Киоко. Милосердие солнца - Юлия Июльская
— Не имела никакого представления.
— И Каннон ничего не говорила?
— А разве она хоть когда-нибудь кому-нибудь признаётся?
— Не признаюсь, — раздался позади голос. Киоко дёрнулась от неожиданности и обернулась. Там стояла… почти кошка. Только на двух задних лапах и ростом ничуть не уступающая человеку. Так могла бы выглядеть Норико, если бы обращалась, сохраняя все свои внешние черты и обретая только образ человека.
— Какая толпа… — проворчал Ватацуми. Киоко про себя усмехнулась. Подобная толпа была привычна для её покоев. А ведь покои были во много раз меньше этого зала.
— Каннон. — Инари смотрела и словно не верила, что та правда явилась к ним. — Но раз ты здесь…
— То мы можем поговорить обо всём открыто. Насколько это возможно. — Она обратила взгляд своих удивительно больших глаз на Киоко. — Ты ведь уже сказала о Кусанаги?

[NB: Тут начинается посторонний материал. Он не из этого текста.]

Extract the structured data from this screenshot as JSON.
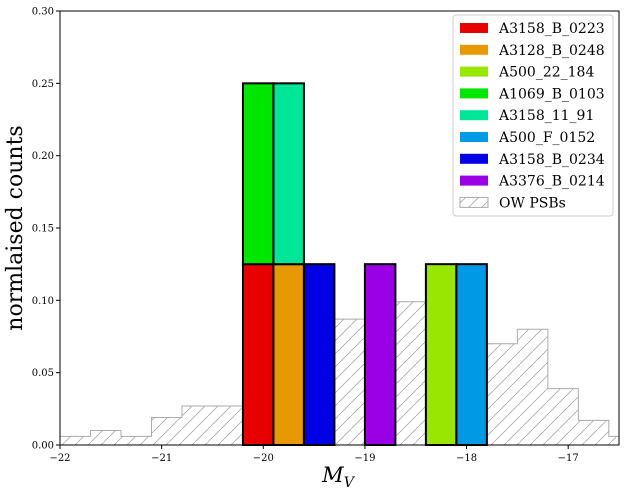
{
  "chart_data": {
    "type": "bar",
    "title": "",
    "xlabel": "M_V",
    "ylabel": "normlaised counts",
    "xlim": [
      -22,
      -16.5
    ],
    "ylim": [
      0,
      0.3
    ],
    "xticks": [
      -22,
      -21,
      -20,
      -19,
      -18,
      -17
    ],
    "xtick_labels": [
      "−22",
      "−21",
      "−20",
      "−19",
      "−18",
      "−17"
    ],
    "yticks": [
      0,
      0.05,
      0.1,
      0.15,
      0.2,
      0.25,
      0.3
    ],
    "ytick_labels": [
      "0.00",
      "0.05",
      "0.10",
      "0.15",
      "0.20",
      "0.25",
      "0.30"
    ],
    "legend_position": "top-right",
    "galaxies": [
      {
        "name": "A3158_B_0223",
        "color": "#e60000",
        "bin": [
          -20.2,
          -19.9
        ],
        "y0": 0,
        "y1": 0.125
      },
      {
        "name": "A3128_B_0248",
        "color": "#e69900",
        "bin": [
          -19.9,
          -19.6
        ],
        "y0": 0,
        "y1": 0.125
      },
      {
        "name": "A500_22_184",
        "color": "#99e600",
        "bin": [
          -18.4,
          -18.1
        ],
        "y0": 0,
        "y1": 0.125
      },
      {
        "name": "A1069_B_0103",
        "color": "#00e600",
        "bin": [
          -20.2,
          -19.9
        ],
        "y0": 0.125,
        "y1": 0.25
      },
      {
        "name": "A3158_11_91",
        "color": "#00e699",
        "bin": [
          -19.9,
          -19.6
        ],
        "y0": 0.125,
        "y1": 0.25
      },
      {
        "name": "A500_F_0152",
        "color": "#0099e6",
        "bin": [
          -18.1,
          -17.8
        ],
        "y0": 0,
        "y1": 0.125
      },
      {
        "name": "A3158_B_0234",
        "color": "#0000e6",
        "bin": [
          -19.6,
          -19.3
        ],
        "y0": 0,
        "y1": 0.125
      },
      {
        "name": "A3376_B_0214",
        "color": "#9900e6",
        "bin": [
          -19.0,
          -18.7
        ],
        "y0": 0,
        "y1": 0.125
      }
    ],
    "ow_psbs": {
      "name": "OW PSBs",
      "bin_edges": [
        -22.0,
        -21.7,
        -21.4,
        -21.1,
        -20.8,
        -20.5,
        -20.2,
        -19.9,
        -19.6,
        -19.3,
        -19.0,
        -18.7,
        -18.4,
        -18.1,
        -17.8,
        -17.5,
        -17.2,
        -16.9,
        -16.6,
        -16.3
      ],
      "values": [
        0.006,
        0.01,
        0.006,
        0.019,
        0.027,
        0.027,
        0.051,
        0.075,
        0.063,
        0.087,
        0.084,
        0.099,
        0.103,
        0.125,
        0.07,
        0.08,
        0.039,
        0.017,
        0.006
      ]
    }
  }
}
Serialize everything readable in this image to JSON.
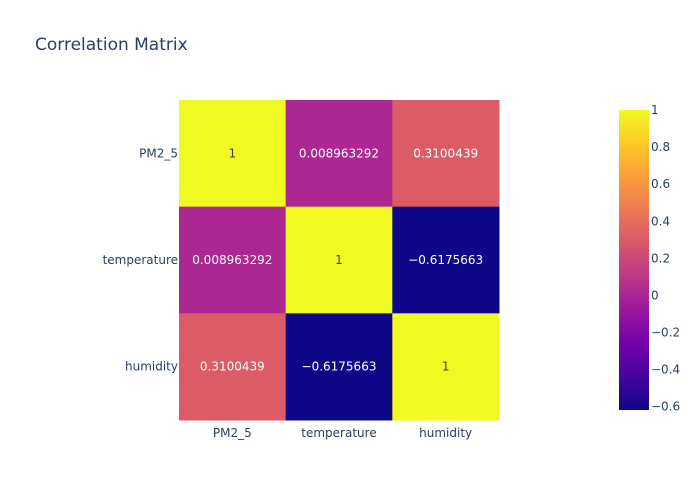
{
  "chart_data": {
    "type": "heatmap",
    "title": "Correlation Matrix",
    "x": [
      "PM2_5",
      "temperature",
      "humidity"
    ],
    "y": [
      "PM2_5",
      "temperature",
      "humidity"
    ],
    "z": [
      [
        1,
        0.008963292,
        0.3100439
      ],
      [
        0.008963292,
        1,
        -0.6175663
      ],
      [
        0.3100439,
        -0.6175663,
        1
      ]
    ],
    "z_labels": [
      [
        "1",
        "0.008963292",
        "0.3100439"
      ],
      [
        "0.008963292",
        "1",
        "−0.6175663"
      ],
      [
        "0.3100439",
        "−0.6175663",
        "1"
      ]
    ],
    "zmin": -0.6175663,
    "zmax": 1,
    "colorscale": "plasma",
    "colorbar": {
      "ticks": [
        1,
        0.8,
        0.6,
        0.4,
        0.2,
        0,
        -0.2,
        -0.4,
        -0.6
      ],
      "tick_labels": [
        "1",
        "0.8",
        "0.6",
        "0.4",
        "0.2",
        "0",
        "−0.2",
        "−0.4",
        "−0.6"
      ]
    },
    "legend": "colorbar-right"
  }
}
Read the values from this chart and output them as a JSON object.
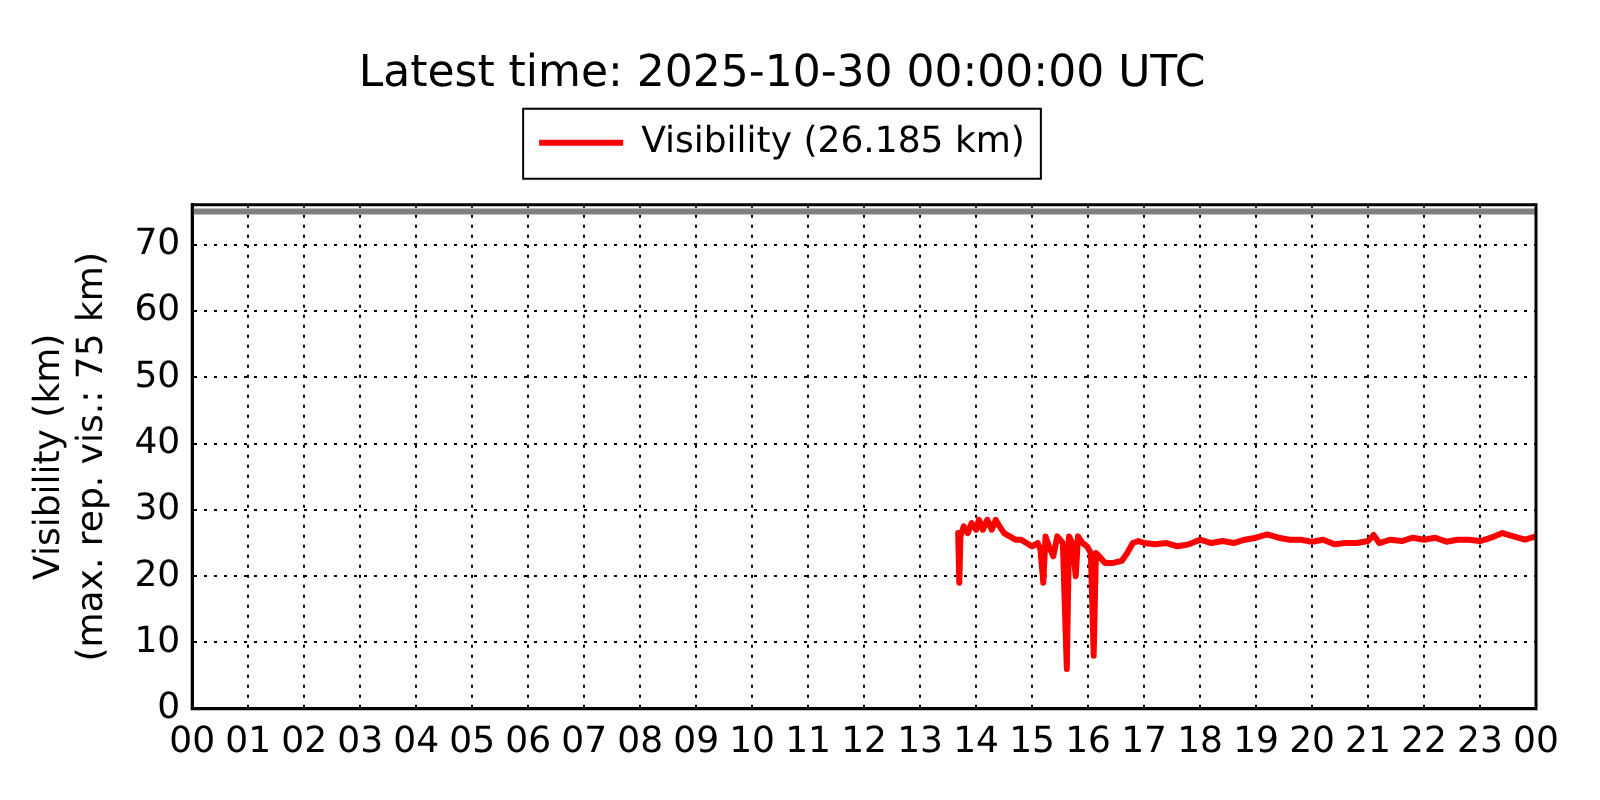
{
  "chart_data": {
    "type": "line",
    "title": "Latest time: 2025-10-30 00:00:00 UTC",
    "ylabel": "Visibility (km)\n(max. rep. vis.: 75 km)",
    "x": [
      13.68,
      13.7,
      13.72,
      13.78,
      13.85,
      13.92,
      14.0,
      14.05,
      14.12,
      14.2,
      14.28,
      14.35,
      14.42,
      14.5,
      14.6,
      14.7,
      14.8,
      14.9,
      15.0,
      15.1,
      15.15,
      15.2,
      15.24,
      15.3,
      15.38,
      15.45,
      15.55,
      15.62,
      15.66,
      15.72,
      15.78,
      15.82,
      15.9,
      15.98,
      16.05,
      16.1,
      16.14,
      16.2,
      16.3,
      16.45,
      16.6,
      16.7,
      16.8,
      16.9,
      17.0,
      17.2,
      17.4,
      17.6,
      17.8,
      18.0,
      18.2,
      18.4,
      18.6,
      18.8,
      19.0,
      19.2,
      19.4,
      19.6,
      19.8,
      20.0,
      20.2,
      20.4,
      20.6,
      20.8,
      21.0,
      21.1,
      21.2,
      21.4,
      21.6,
      21.8,
      22.0,
      22.2,
      22.4,
      22.6,
      22.8,
      23.0,
      23.2,
      23.4,
      23.6,
      23.8,
      24.0
    ],
    "series": [
      {
        "name": "Visibility (26.185 km)",
        "color": "#ff0000",
        "values": [
          26.5,
          19,
          26,
          27.5,
          26.5,
          28,
          27,
          28.5,
          27,
          28.5,
          27,
          28.5,
          27.5,
          26.5,
          26,
          25.5,
          25.5,
          25,
          24.5,
          25,
          24,
          19,
          26,
          24.5,
          23,
          26,
          25,
          6,
          26,
          25,
          20,
          26,
          25,
          24.5,
          23.5,
          8,
          23.5,
          23,
          22,
          22,
          22.3,
          23.5,
          25,
          25.3,
          25,
          24.8,
          25,
          24.5,
          24.8,
          25.5,
          25,
          25.3,
          25,
          25.5,
          25.8,
          26.3,
          25.8,
          25.5,
          25.5,
          25.2,
          25.5,
          24.8,
          25,
          25,
          25.3,
          26.2,
          25,
          25.5,
          25.3,
          25.8,
          25.5,
          25.8,
          25.2,
          25.5,
          25.5,
          25.3,
          25.8,
          26.5,
          26,
          25.5,
          26
        ]
      }
    ],
    "xlim": [
      0,
      24
    ],
    "xticks": [
      {
        "value": 0,
        "label": "00"
      },
      {
        "value": 1,
        "label": "01"
      },
      {
        "value": 2,
        "label": "02"
      },
      {
        "value": 3,
        "label": "03"
      },
      {
        "value": 4,
        "label": "04"
      },
      {
        "value": 5,
        "label": "05"
      },
      {
        "value": 6,
        "label": "06"
      },
      {
        "value": 7,
        "label": "07"
      },
      {
        "value": 8,
        "label": "08"
      },
      {
        "value": 9,
        "label": "09"
      },
      10,
      11,
      12,
      13,
      14,
      15,
      16,
      17,
      18,
      19,
      20,
      21,
      22,
      23,
      {
        "value": 24,
        "label": "00"
      }
    ],
    "ylim": [
      0,
      76
    ],
    "yticks": [
      0,
      10,
      20,
      30,
      40,
      50,
      60,
      70
    ],
    "grid": true,
    "legend": "top",
    "marker": "none",
    "line_style": "solid",
    "ref_lines": [
      {
        "axis": "y",
        "value": 75,
        "color": "#808080"
      }
    ]
  }
}
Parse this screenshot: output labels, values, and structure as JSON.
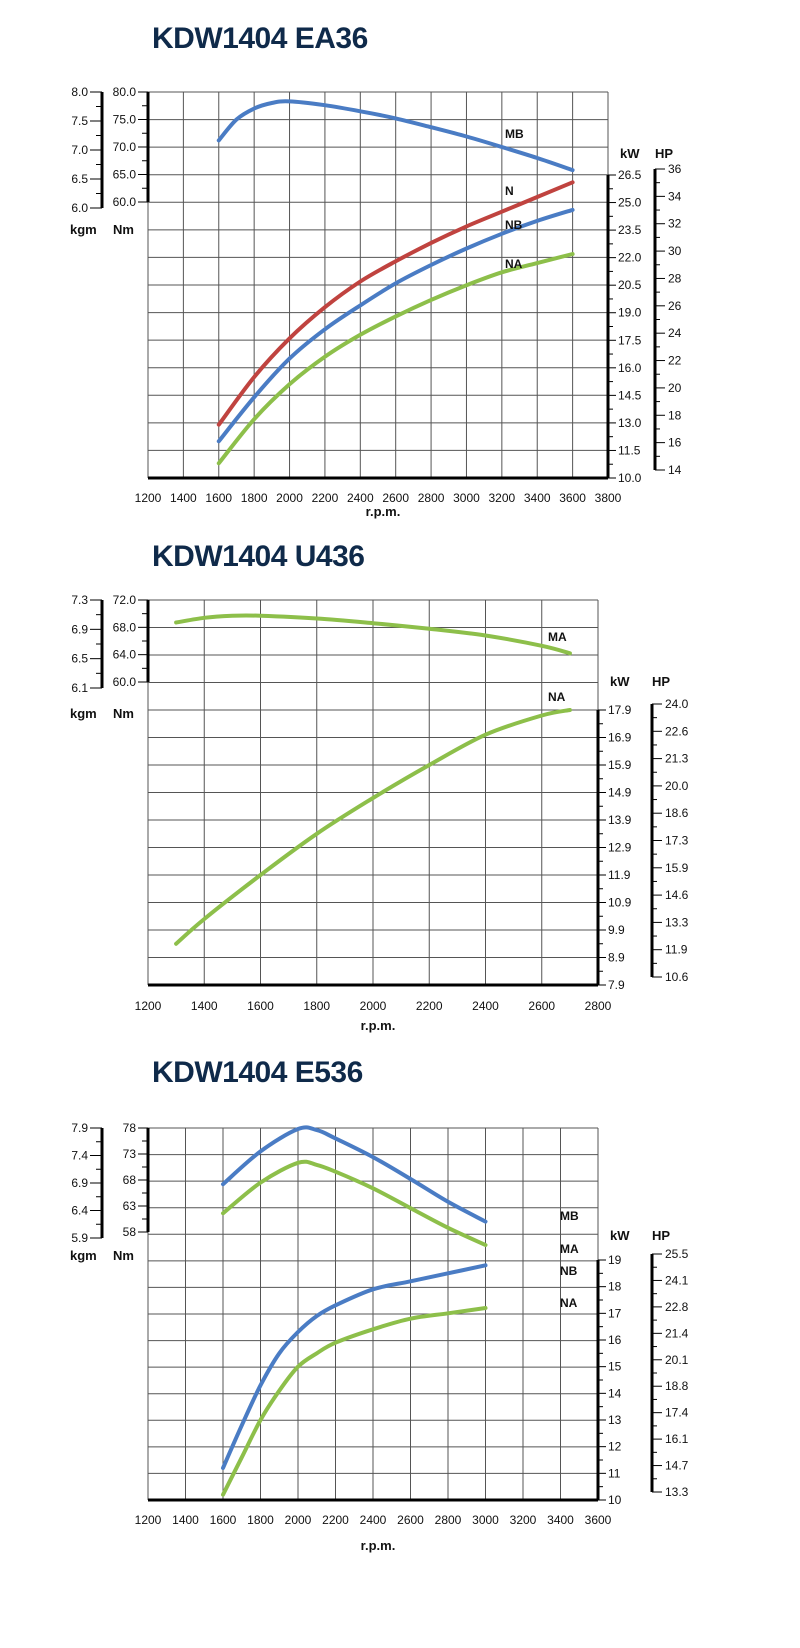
{
  "chart_data": [
    {
      "type": "line",
      "title": "KDW1404 EA36",
      "xlabel": "r.p.m.",
      "x_ticks": [
        1200,
        1400,
        1600,
        1800,
        2000,
        2200,
        2400,
        2600,
        2800,
        3000,
        3200,
        3400,
        3600,
        3800
      ],
      "xlim": [
        1200,
        3800
      ],
      "torque_axis": {
        "units": [
          "kgm",
          "Nm"
        ],
        "kgm_ticks": [
          "8.0",
          "7.5",
          "7.0",
          "6.5",
          "6.0"
        ],
        "nm_ticks": [
          "80.0",
          "75.0",
          "70.0",
          "65.0",
          "60.0"
        ],
        "nm_range": [
          60,
          80
        ]
      },
      "power_axis": {
        "units": [
          "kW",
          "HP"
        ],
        "kw_ticks": [
          "26.5",
          "25.0",
          "23.5",
          "22.0",
          "20.5",
          "19.0",
          "17.5",
          "16.0",
          "14.5",
          "13.0",
          "11.5",
          "10.0"
        ],
        "hp_ticks": [
          "36",
          "34",
          "32",
          "30",
          "28",
          "26",
          "24",
          "22",
          "20",
          "18",
          "16",
          "14"
        ],
        "kw_range": [
          10.0,
          26.5
        ]
      },
      "grid": true,
      "series": [
        {
          "name": "MB",
          "axis": "torque",
          "color": "#4a7cc4",
          "x": [
            1600,
            1700,
            1800,
            1900,
            2000,
            2200,
            2400,
            2600,
            2800,
            3000,
            3200,
            3400,
            3600
          ],
          "values": [
            71.2,
            75.0,
            77.0,
            78.0,
            78.3,
            77.6,
            76.5,
            75.2,
            73.6,
            71.9,
            70.0,
            68.0,
            65.8
          ]
        },
        {
          "name": "N",
          "axis": "power",
          "color": "#c0433f",
          "x": [
            1600,
            1800,
            2000,
            2200,
            2400,
            2600,
            2800,
            3000,
            3200,
            3400,
            3600
          ],
          "values": [
            12.9,
            15.5,
            17.6,
            19.3,
            20.7,
            21.8,
            22.8,
            23.7,
            24.5,
            25.3,
            26.1
          ]
        },
        {
          "name": "NB",
          "axis": "power",
          "color": "#4a7cc4",
          "x": [
            1600,
            1800,
            2000,
            2200,
            2400,
            2600,
            2800,
            3000,
            3200,
            3400,
            3600
          ],
          "values": [
            12.0,
            14.4,
            16.5,
            18.1,
            19.4,
            20.6,
            21.6,
            22.5,
            23.3,
            24.0,
            24.6
          ]
        },
        {
          "name": "NA",
          "axis": "power",
          "color": "#8dbf4a",
          "x": [
            1600,
            1800,
            2000,
            2200,
            2400,
            2600,
            2800,
            3000,
            3200,
            3400,
            3600
          ],
          "values": [
            10.8,
            13.2,
            15.1,
            16.6,
            17.8,
            18.8,
            19.7,
            20.5,
            21.2,
            21.7,
            22.2
          ]
        }
      ]
    },
    {
      "type": "line",
      "title": "KDW1404 U436",
      "xlabel": "r.p.m.",
      "x_ticks": [
        1200,
        1400,
        1600,
        1800,
        2000,
        2200,
        2400,
        2600,
        2800
      ],
      "xlim": [
        1200,
        2800
      ],
      "torque_axis": {
        "units": [
          "kgm",
          "Nm"
        ],
        "kgm_ticks": [
          "7.3",
          "6.9",
          "6.5",
          "6.1"
        ],
        "nm_ticks": [
          "72.0",
          "68.0",
          "64.0",
          "60.0"
        ],
        "nm_range": [
          60,
          72
        ]
      },
      "power_axis": {
        "units": [
          "kW",
          "HP"
        ],
        "kw_ticks": [
          "17.9",
          "16.9",
          "15.9",
          "14.9",
          "13.9",
          "12.9",
          "11.9",
          "10.9",
          "9.9",
          "8.9",
          "7.9"
        ],
        "hp_ticks": [
          "24.0",
          "22.6",
          "21.3",
          "20.0",
          "18.6",
          "17.3",
          "15.9",
          "14.6",
          "13.3",
          "11.9",
          "10.6"
        ],
        "kw_range": [
          7.9,
          17.9
        ]
      },
      "grid": true,
      "series": [
        {
          "name": "MA",
          "axis": "torque",
          "color": "#8dbf4a",
          "x": [
            1300,
            1400,
            1500,
            1600,
            1800,
            2000,
            2200,
            2400,
            2600,
            2700
          ],
          "values": [
            68.7,
            69.4,
            69.7,
            69.7,
            69.3,
            68.6,
            67.8,
            66.8,
            65.3,
            64.2
          ]
        },
        {
          "name": "NA",
          "axis": "power",
          "color": "#8dbf4a",
          "x": [
            1300,
            1400,
            1600,
            1800,
            2000,
            2200,
            2400,
            2600,
            2700
          ],
          "values": [
            9.4,
            10.3,
            11.9,
            13.4,
            14.7,
            15.9,
            17.0,
            17.7,
            17.9
          ]
        }
      ]
    },
    {
      "type": "line",
      "title": "KDW1404 E536",
      "xlabel": "r.p.m.",
      "x_ticks": [
        1200,
        1400,
        1600,
        1800,
        2000,
        2200,
        2400,
        2600,
        2800,
        3000,
        3200,
        3400,
        3600
      ],
      "xlim": [
        1200,
        3600
      ],
      "torque_axis": {
        "units": [
          "kgm",
          "Nm"
        ],
        "kgm_ticks": [
          "7.9",
          "7.4",
          "6.9",
          "6.4",
          "5.9"
        ],
        "nm_ticks": [
          "78",
          "73",
          "68",
          "63",
          "58"
        ],
        "nm_range": [
          58,
          78
        ]
      },
      "power_axis": {
        "units": [
          "kW",
          "HP"
        ],
        "kw_ticks": [
          "19",
          "18",
          "17",
          "16",
          "15",
          "14",
          "13",
          "12",
          "11",
          "10"
        ],
        "hp_ticks": [
          "25.5",
          "24.1",
          "22.8",
          "21.4",
          "20.1",
          "18.8",
          "17.4",
          "16.1",
          "14.7",
          "13.3"
        ],
        "kw_range": [
          10,
          19
        ]
      },
      "grid": true,
      "series": [
        {
          "name": "MB",
          "axis": "torque",
          "color": "#4a7cc4",
          "x": [
            1600,
            1800,
            2000,
            2100,
            2200,
            2400,
            2600,
            2800,
            3000
          ],
          "values": [
            67.2,
            73.5,
            77.8,
            77.6,
            76.0,
            72.4,
            68.2,
            63.8,
            60.0
          ]
        },
        {
          "name": "MA",
          "axis": "torque",
          "color": "#8dbf4a",
          "x": [
            1600,
            1800,
            2000,
            2100,
            2200,
            2400,
            2600,
            2800,
            3000
          ],
          "values": [
            61.6,
            67.5,
            71.3,
            70.9,
            69.6,
            66.4,
            62.6,
            58.8,
            55.5
          ]
        },
        {
          "name": "NB",
          "axis": "power",
          "color": "#4a7cc4",
          "x": [
            1600,
            1700,
            1800,
            1900,
            2000,
            2100,
            2200,
            2400,
            2600,
            2800,
            3000
          ],
          "values": [
            11.2,
            12.8,
            14.3,
            15.5,
            16.3,
            16.9,
            17.3,
            17.9,
            18.2,
            18.5,
            18.8
          ]
        },
        {
          "name": "NA",
          "axis": "power",
          "color": "#8dbf4a",
          "x": [
            1600,
            1700,
            1800,
            1900,
            2000,
            2100,
            2200,
            2400,
            2600,
            2800,
            3000
          ],
          "values": [
            10.2,
            11.6,
            13.0,
            14.1,
            15.0,
            15.5,
            15.9,
            16.4,
            16.8,
            17.0,
            17.2
          ]
        }
      ]
    }
  ],
  "charts": [
    {
      "title": "KDW1404 EA36",
      "xlabel": "r.p.m.",
      "kgm_label": "kgm",
      "nm_label": "Nm",
      "kw_label": "kW",
      "hp_label": "HP"
    },
    {
      "title": "KDW1404 U436",
      "xlabel": "r.p.m.",
      "kgm_label": "kgm",
      "nm_label": "Nm",
      "kw_label": "kW",
      "hp_label": "HP"
    },
    {
      "title": "KDW1404 E536",
      "xlabel": "r.p.m.",
      "kgm_label": "kgm",
      "nm_label": "Nm",
      "kw_label": "kW",
      "hp_label": "HP"
    }
  ]
}
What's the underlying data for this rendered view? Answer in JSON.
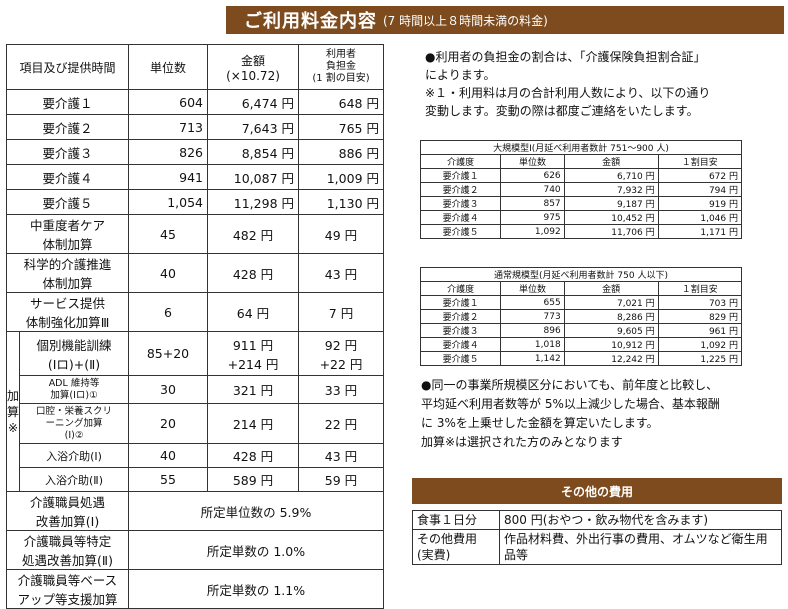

— А… — Она на миг замялась. — Сказала. Сусаноо-но-Микото просил передать при случае… — И тут она вдруг вспомнила, поняла. — Он ведь говорил, намекал о том, что при жизни этого сделать не получится.
Осознание прокатилось по всей её сути, дёрнулось тревожным звоном и застыло.
— Я, выходит, умерла?
Отчего-то до этого она не думала, не осмысляла, что с ней происходит. Воспоминания прошлых жизней, боги, все те чувства, что ей открылись, — всё это заполнило её, заглушило горечь от ушедшей жизни. Но сейчас она осознала себя в Рюгу-дзё и теперь понимала: вот она — чистая ками, не имеющая ки, не могущая жить в мире живых. Но как же она тогда обрела твёрдость, как смогла осязать, говорить и быть столь похожей на живую себя?..
— Умерла, — подтвердила Каннон. — Но вместе с тем это можно назвать рождением. Даже вернее назвать именно так.
— Что значит «Сусаноо не брал Кусанаги»? — спросил Ватацуми озадаченно. — Он был вне себя, когда Аматэрасу мне его преподнесла в качестве дара.
Каннон улыбнулась:
— Сусаноо ревнивец, но не вор. И не думал ли ты, зачем бы ветру потребовался цуруги?
— Затем же, зачем морскому дракону? — предположила Инари. — Бесполезно лежать?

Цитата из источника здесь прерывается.